Бренвен, скрестив ноги, сидела, выпрямившись, на кровати и, казалось, не осознавала собственной наготы. Она тряхнула головой и отбросила свои волосы за плечи. С обнаженной грудью и глазами, окаймленными черными ресницами, ей не хватало только высокой короны, чтобы выглядеть как египетская царица. Лицо ее было спокойным и милым, но сердце буквально разрывалось на части.
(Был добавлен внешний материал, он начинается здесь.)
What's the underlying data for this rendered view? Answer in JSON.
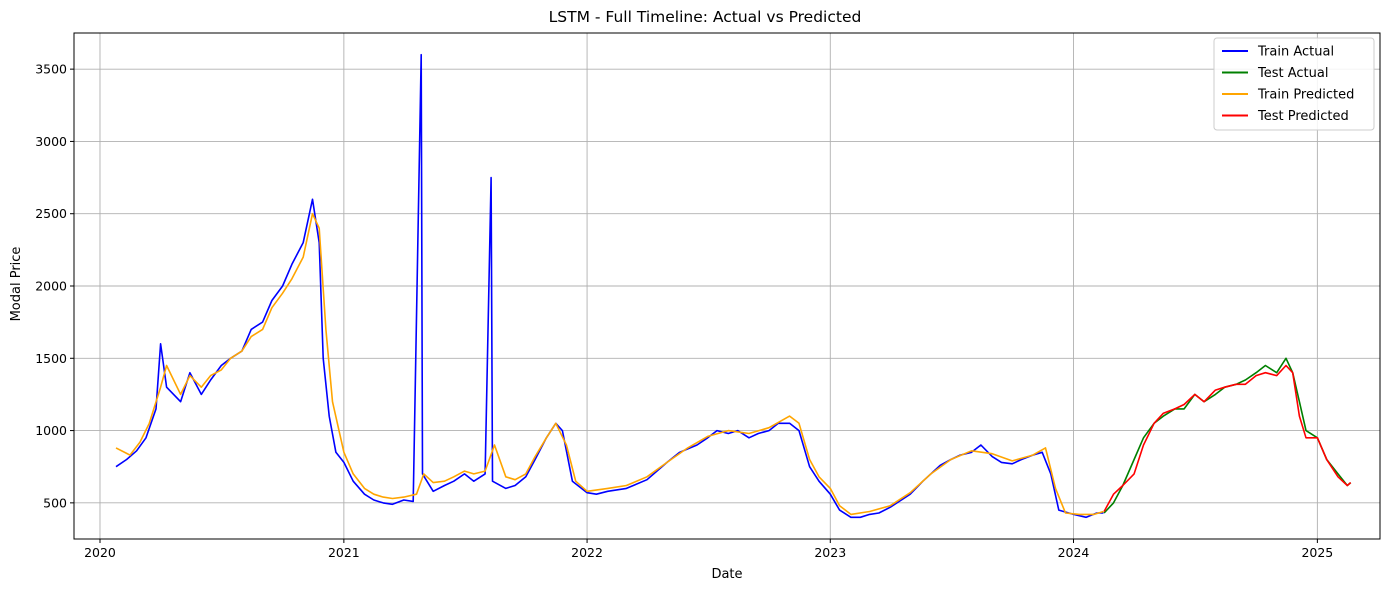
{
  "chart_data": {
    "type": "line",
    "title": "LSTM - Full Timeline: Actual vs Predicted",
    "xlabel": "Date",
    "ylabel": "Modal Price",
    "xlim": [
      "2019-11-23",
      "2025-04-05"
    ],
    "ylim": [
      250,
      3750
    ],
    "x_ticks": [
      "2020",
      "2021",
      "2022",
      "2023",
      "2024",
      "2025"
    ],
    "y_ticks": [
      500,
      1000,
      1500,
      2000,
      2500,
      3000,
      3500
    ],
    "grid": true,
    "legend_position": "top-right",
    "legend": [
      "Train Actual",
      "Test Actual",
      "Train Predicted",
      "Test Predicted"
    ],
    "colors": {
      "Train Actual": "#0000ff",
      "Test Actual": "#008000",
      "Train Predicted": "#ffa500",
      "Test Predicted": "#ff0000"
    },
    "series": [
      {
        "name": "Train Actual",
        "points": [
          [
            "2020-01-25",
            750
          ],
          [
            "2020-02-10",
            800
          ],
          [
            "2020-02-25",
            860
          ],
          [
            "2020-03-10",
            950
          ],
          [
            "2020-03-25",
            1150
          ],
          [
            "2020-04-01",
            1600
          ],
          [
            "2020-04-10",
            1300
          ],
          [
            "2020-05-01",
            1200
          ],
          [
            "2020-05-15",
            1400
          ],
          [
            "2020-06-01",
            1250
          ],
          [
            "2020-06-15",
            1350
          ],
          [
            "2020-07-01",
            1450
          ],
          [
            "2020-07-15",
            1500
          ],
          [
            "2020-08-01",
            1550
          ],
          [
            "2020-08-15",
            1700
          ],
          [
            "2020-09-01",
            1750
          ],
          [
            "2020-09-15",
            1900
          ],
          [
            "2020-10-01",
            2000
          ],
          [
            "2020-10-15",
            2150
          ],
          [
            "2020-11-01",
            2300
          ],
          [
            "2020-11-15",
            2600
          ],
          [
            "2020-11-25",
            2300
          ],
          [
            "2020-12-01",
            1500
          ],
          [
            "2020-12-10",
            1100
          ],
          [
            "2020-12-20",
            850
          ],
          [
            "2021-01-01",
            780
          ],
          [
            "2021-01-15",
            650
          ],
          [
            "2021-02-01",
            560
          ],
          [
            "2021-02-15",
            520
          ],
          [
            "2021-03-01",
            500
          ],
          [
            "2021-03-15",
            490
          ],
          [
            "2021-04-01",
            520
          ],
          [
            "2021-04-15",
            510
          ],
          [
            "2021-04-27",
            3600
          ],
          [
            "2021-04-29",
            700
          ],
          [
            "2021-05-15",
            580
          ],
          [
            "2021-06-01",
            620
          ],
          [
            "2021-06-15",
            650
          ],
          [
            "2021-07-01",
            700
          ],
          [
            "2021-07-15",
            650
          ],
          [
            "2021-08-01",
            700
          ],
          [
            "2021-08-10",
            2750
          ],
          [
            "2021-08-12",
            650
          ],
          [
            "2021-09-01",
            600
          ],
          [
            "2021-09-15",
            620
          ],
          [
            "2021-10-01",
            680
          ],
          [
            "2021-10-15",
            800
          ],
          [
            "2021-11-01",
            950
          ],
          [
            "2021-11-15",
            1050
          ],
          [
            "2021-11-25",
            1000
          ],
          [
            "2021-12-10",
            650
          ],
          [
            "2022-01-01",
            570
          ],
          [
            "2022-01-15",
            560
          ],
          [
            "2022-02-01",
            580
          ],
          [
            "2022-03-01",
            600
          ],
          [
            "2022-04-01",
            660
          ],
          [
            "2022-05-01",
            780
          ],
          [
            "2022-05-20",
            850
          ],
          [
            "2022-06-15",
            900
          ],
          [
            "2022-07-01",
            950
          ],
          [
            "2022-07-15",
            1000
          ],
          [
            "2022-08-01",
            980
          ],
          [
            "2022-08-15",
            1000
          ],
          [
            "2022-09-01",
            950
          ],
          [
            "2022-09-15",
            980
          ],
          [
            "2022-10-01",
            1000
          ],
          [
            "2022-10-15",
            1050
          ],
          [
            "2022-11-01",
            1050
          ],
          [
            "2022-11-15",
            1000
          ],
          [
            "2022-12-01",
            750
          ],
          [
            "2022-12-15",
            650
          ],
          [
            "2023-01-01",
            560
          ],
          [
            "2023-01-15",
            450
          ],
          [
            "2023-02-01",
            400
          ],
          [
            "2023-02-15",
            400
          ],
          [
            "2023-03-01",
            420
          ],
          [
            "2023-03-15",
            430
          ],
          [
            "2023-04-01",
            470
          ],
          [
            "2023-05-01",
            560
          ],
          [
            "2023-05-20",
            650
          ],
          [
            "2023-06-15",
            760
          ],
          [
            "2023-07-01",
            800
          ],
          [
            "2023-07-15",
            830
          ],
          [
            "2023-08-01",
            850
          ],
          [
            "2023-08-15",
            900
          ],
          [
            "2023-09-01",
            820
          ],
          [
            "2023-09-15",
            780
          ],
          [
            "2023-10-01",
            770
          ],
          [
            "2023-10-15",
            800
          ],
          [
            "2023-11-01",
            830
          ],
          [
            "2023-11-15",
            850
          ],
          [
            "2023-11-28",
            700
          ],
          [
            "2023-12-10",
            450
          ],
          [
            "2024-01-01",
            420
          ],
          [
            "2024-01-20",
            400
          ],
          [
            "2024-02-05",
            430
          ],
          [
            "2024-02-15",
            430
          ]
        ]
      },
      {
        "name": "Test Actual",
        "points": [
          [
            "2024-02-16",
            430
          ],
          [
            "2024-03-01",
            500
          ],
          [
            "2024-03-15",
            620
          ],
          [
            "2024-04-01",
            800
          ],
          [
            "2024-04-15",
            950
          ],
          [
            "2024-05-01",
            1050
          ],
          [
            "2024-05-15",
            1100
          ],
          [
            "2024-06-01",
            1150
          ],
          [
            "2024-06-15",
            1150
          ],
          [
            "2024-07-01",
            1250
          ],
          [
            "2024-07-15",
            1200
          ],
          [
            "2024-08-01",
            1250
          ],
          [
            "2024-08-15",
            1300
          ],
          [
            "2024-09-01",
            1320
          ],
          [
            "2024-09-15",
            1350
          ],
          [
            "2024-10-01",
            1400
          ],
          [
            "2024-10-15",
            1450
          ],
          [
            "2024-11-01",
            1400
          ],
          [
            "2024-11-15",
            1500
          ],
          [
            "2024-11-25",
            1400
          ],
          [
            "2024-12-05",
            1200
          ],
          [
            "2024-12-15",
            1000
          ],
          [
            "2025-01-01",
            950
          ],
          [
            "2025-01-15",
            800
          ],
          [
            "2025-02-01",
            700
          ],
          [
            "2025-02-15",
            620
          ],
          [
            "2025-02-20",
            640
          ]
        ]
      },
      {
        "name": "Train Predicted",
        "points": [
          [
            "2020-01-25",
            880
          ],
          [
            "2020-02-15",
            830
          ],
          [
            "2020-03-01",
            920
          ],
          [
            "2020-03-15",
            1050
          ],
          [
            "2020-04-01",
            1300
          ],
          [
            "2020-04-10",
            1450
          ],
          [
            "2020-05-01",
            1250
          ],
          [
            "2020-05-15",
            1380
          ],
          [
            "2020-06-01",
            1300
          ],
          [
            "2020-06-15",
            1380
          ],
          [
            "2020-07-01",
            1420
          ],
          [
            "2020-07-15",
            1500
          ],
          [
            "2020-08-01",
            1550
          ],
          [
            "2020-08-15",
            1650
          ],
          [
            "2020-09-01",
            1700
          ],
          [
            "2020-09-15",
            1850
          ],
          [
            "2020-10-01",
            1950
          ],
          [
            "2020-10-15",
            2050
          ],
          [
            "2020-11-01",
            2200
          ],
          [
            "2020-11-15",
            2500
          ],
          [
            "2020-11-25",
            2400
          ],
          [
            "2020-12-05",
            1700
          ],
          [
            "2020-12-15",
            1200
          ],
          [
            "2021-01-01",
            850
          ],
          [
            "2021-01-15",
            700
          ],
          [
            "2021-02-01",
            600
          ],
          [
            "2021-02-15",
            560
          ],
          [
            "2021-03-01",
            540
          ],
          [
            "2021-03-15",
            530
          ],
          [
            "2021-04-01",
            540
          ],
          [
            "2021-04-20",
            560
          ],
          [
            "2021-05-01",
            700
          ],
          [
            "2021-05-15",
            640
          ],
          [
            "2021-06-01",
            650
          ],
          [
            "2021-06-15",
            680
          ],
          [
            "2021-07-01",
            720
          ],
          [
            "2021-07-15",
            700
          ],
          [
            "2021-08-01",
            720
          ],
          [
            "2021-08-15",
            900
          ],
          [
            "2021-09-01",
            680
          ],
          [
            "2021-09-15",
            660
          ],
          [
            "2021-10-01",
            700
          ],
          [
            "2021-10-15",
            820
          ],
          [
            "2021-11-01",
            950
          ],
          [
            "2021-11-15",
            1050
          ],
          [
            "2021-12-01",
            900
          ],
          [
            "2021-12-15",
            650
          ],
          [
            "2022-01-01",
            580
          ],
          [
            "2022-02-01",
            600
          ],
          [
            "2022-03-01",
            620
          ],
          [
            "2022-04-01",
            680
          ],
          [
            "2022-05-01",
            780
          ],
          [
            "2022-06-01",
            880
          ],
          [
            "2022-07-01",
            960
          ],
          [
            "2022-08-01",
            1000
          ],
          [
            "2022-09-01",
            980
          ],
          [
            "2022-10-01",
            1020
          ],
          [
            "2022-11-01",
            1100
          ],
          [
            "2022-11-15",
            1050
          ],
          [
            "2022-12-01",
            800
          ],
          [
            "2022-12-15",
            680
          ],
          [
            "2023-01-01",
            600
          ],
          [
            "2023-01-15",
            480
          ],
          [
            "2023-02-01",
            420
          ],
          [
            "2023-03-01",
            440
          ],
          [
            "2023-04-01",
            480
          ],
          [
            "2023-05-01",
            570
          ],
          [
            "2023-06-01",
            700
          ],
          [
            "2023-07-01",
            800
          ],
          [
            "2023-08-01",
            860
          ],
          [
            "2023-09-01",
            840
          ],
          [
            "2023-10-01",
            790
          ],
          [
            "2023-11-01",
            830
          ],
          [
            "2023-11-20",
            880
          ],
          [
            "2023-12-05",
            600
          ],
          [
            "2023-12-20",
            430
          ],
          [
            "2024-01-10",
            420
          ],
          [
            "2024-02-01",
            420
          ],
          [
            "2024-02-15",
            440
          ]
        ]
      },
      {
        "name": "Test Predicted",
        "points": [
          [
            "2024-02-16",
            440
          ],
          [
            "2024-03-01",
            560
          ],
          [
            "2024-03-15",
            620
          ],
          [
            "2024-04-01",
            700
          ],
          [
            "2024-04-15",
            900
          ],
          [
            "2024-05-01",
            1050
          ],
          [
            "2024-05-15",
            1120
          ],
          [
            "2024-06-01",
            1150
          ],
          [
            "2024-06-15",
            1180
          ],
          [
            "2024-07-01",
            1250
          ],
          [
            "2024-07-15",
            1200
          ],
          [
            "2024-08-01",
            1280
          ],
          [
            "2024-08-15",
            1300
          ],
          [
            "2024-09-01",
            1320
          ],
          [
            "2024-09-15",
            1320
          ],
          [
            "2024-10-01",
            1380
          ],
          [
            "2024-10-15",
            1400
          ],
          [
            "2024-11-01",
            1380
          ],
          [
            "2024-11-15",
            1450
          ],
          [
            "2024-11-25",
            1400
          ],
          [
            "2024-12-05",
            1100
          ],
          [
            "2024-12-15",
            950
          ],
          [
            "2025-01-01",
            950
          ],
          [
            "2025-01-15",
            800
          ],
          [
            "2025-02-01",
            680
          ],
          [
            "2025-02-15",
            620
          ],
          [
            "2025-02-20",
            640
          ]
        ]
      }
    ]
  }
}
— Я должна идти, — сказала он. — Уже поздно, поздно по времени и… поздно о чем-либо говорить после того, что произошло. Ты прав — я не люблю Джейсона Фарадея и знаю, что никогда не полюблю его. — Ее голос дрогнул. — Я могу любить тебя. Ты… мой самый лучший, самый близкий друг. Но я — жена Джейсона, и то, что сегодня я занималась с тобой любовью, ничего не меняет.